As Satya Nadella, who runs Microsoft's search and ad technology division, sees it, the company is "trying to build effectively a mind-reader ... a computational model of intent that is truly useful, in the context of very ambiguous tasks that can't be expressed well." This would be a breakthrough: Anyone who's answered a few reference questions knows how difficult it is to understand the question-and how many times the person asking the question doesn't really know what they want. The other side of this is enriching understanding of searchable information-"How do we go from raw content to true knowledge representation and reasoning over the entire wide corpus of the web?" (from a video conversation with Kara Swisher)

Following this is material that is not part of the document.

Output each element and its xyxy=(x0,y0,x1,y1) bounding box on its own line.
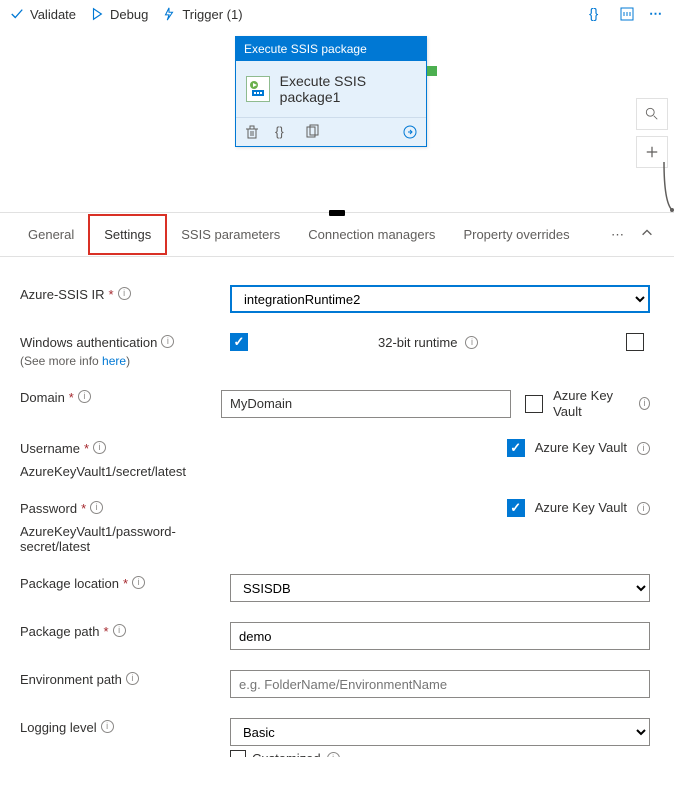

All three big search engines have very active search research groups on the aforementioned topics and related issues such as semantic analysis, click tracking, and other statistics. Microsoft has a research lab in Mountain View (Silicon Valley), as well as Redmond, Calif., and Cambridge, Mass. We'll see if Microsoft is smart enough to hire many of the good Yahoo! people; it has hired ex-Yahoo! researchers quite recently.
Gord Hotchkiss says, "There's a whole bunch of PO'd, disenfranchised search engineers that have just had a frightening but potentially liberating view of the future: freed from the shackles of the rapidly sinking S.S. Yahoo!, they might actually have a chance to do something meaningful in search."
Rather than compete with Google and Microsoft/Yahoo! search, they might create software that solves a little bit of the problem, from divining user intent to analyzing source documents, and sell this technology to a larger company for a lot of money, as is fairly standard these days.
Overall, for end-user searchers and intermediaries, this search engine merging is a loss: Consolidation means common queries are likely to have more helpful results, but the variety and diversity provide more results for unusual questions, the long tail of search.